Tekwe is the Hiaki word for “vulture” or “buzzard”. Tekwem are known around the world for circling high above their prey before eventually flying down to eat, but how they find their next meal is perhaps less understood. Hiaki elders used to speak of a rising, smoky cloud that only tekwem can see. This cloud emanates from a decomposing body and is visible to tekwem from very far away. It rises very high up into the air and points them to their next meal. Tekwem will circle around this smoky cloud before flying down one by one to feast.

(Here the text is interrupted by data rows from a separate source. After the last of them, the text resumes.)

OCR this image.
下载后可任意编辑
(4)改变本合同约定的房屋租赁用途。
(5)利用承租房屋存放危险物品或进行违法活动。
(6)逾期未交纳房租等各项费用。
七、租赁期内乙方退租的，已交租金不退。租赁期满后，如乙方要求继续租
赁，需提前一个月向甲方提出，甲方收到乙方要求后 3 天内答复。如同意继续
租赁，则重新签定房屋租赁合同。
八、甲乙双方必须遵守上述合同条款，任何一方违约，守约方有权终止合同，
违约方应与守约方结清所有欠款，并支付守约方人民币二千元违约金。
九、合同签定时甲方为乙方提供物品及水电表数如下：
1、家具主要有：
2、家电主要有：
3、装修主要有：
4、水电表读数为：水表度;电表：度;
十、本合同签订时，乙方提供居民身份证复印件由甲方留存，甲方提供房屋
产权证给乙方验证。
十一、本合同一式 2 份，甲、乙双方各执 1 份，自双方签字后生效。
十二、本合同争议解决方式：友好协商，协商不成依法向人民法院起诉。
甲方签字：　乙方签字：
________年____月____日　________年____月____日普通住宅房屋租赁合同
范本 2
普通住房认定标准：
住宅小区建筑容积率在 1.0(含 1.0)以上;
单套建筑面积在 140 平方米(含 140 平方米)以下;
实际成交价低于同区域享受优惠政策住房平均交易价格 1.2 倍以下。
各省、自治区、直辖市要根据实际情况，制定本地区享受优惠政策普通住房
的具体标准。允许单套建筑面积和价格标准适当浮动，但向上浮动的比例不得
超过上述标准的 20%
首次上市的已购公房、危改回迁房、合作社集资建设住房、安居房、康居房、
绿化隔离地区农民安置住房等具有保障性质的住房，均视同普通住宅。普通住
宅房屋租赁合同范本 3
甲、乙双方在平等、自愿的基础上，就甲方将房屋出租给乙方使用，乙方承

The food that tekwem enjoy is not the first choice of many other animals, including humans. You may have heard a Hiaki story about a man and a tekwe who come to appreciate their own food after trading places:

A man was once at his home lying under the shade of a tree and watching a tekwe gracefully fly through the air. He said out loud how he wished he could be that tekwe and fly freely around the world and see everything. Hearing the man’s wish, the tekwe flew down to him and offered to trade places with the man. The tekwe took off his cloak and gave it to the man, while the man gave the tekwe his own cloak. The man found the tekwe’s cloak to have an unpleasant smell, but he was overcome with excitement about being able to fly. The tekwe instructed the man to hop three times, because on the third hop he would fly. The man did so and flew off into the sky, while the tekwe then went toward the man’s home. The man’s wife, thinking the tekwe was her husband, told him to take a bath because he smelled so foul that she couldn’t bear to be around him. She cooked for him, but he wasn’t interested in any of the food she made. Meanwhile, the other tekwem told the man to follow them to where there was plenty of food, but he could not stomach the food that they ate. After three days they both became very hungry and the man eventually flew back down to his home. They were both unable to eat each other’s food and they agreed to change back into their original cloaks, but the man’s clothes still smelled because the tekwe wore them for three days. They then parted ways and the man returned to his wife. He told her to make him something to eat right away and to throw away his clothes that the tekwe had worn, and he took a bath. Then, everything returned to the way it was before the tekwe had granted the man his wish. So, think twice about what you wish for.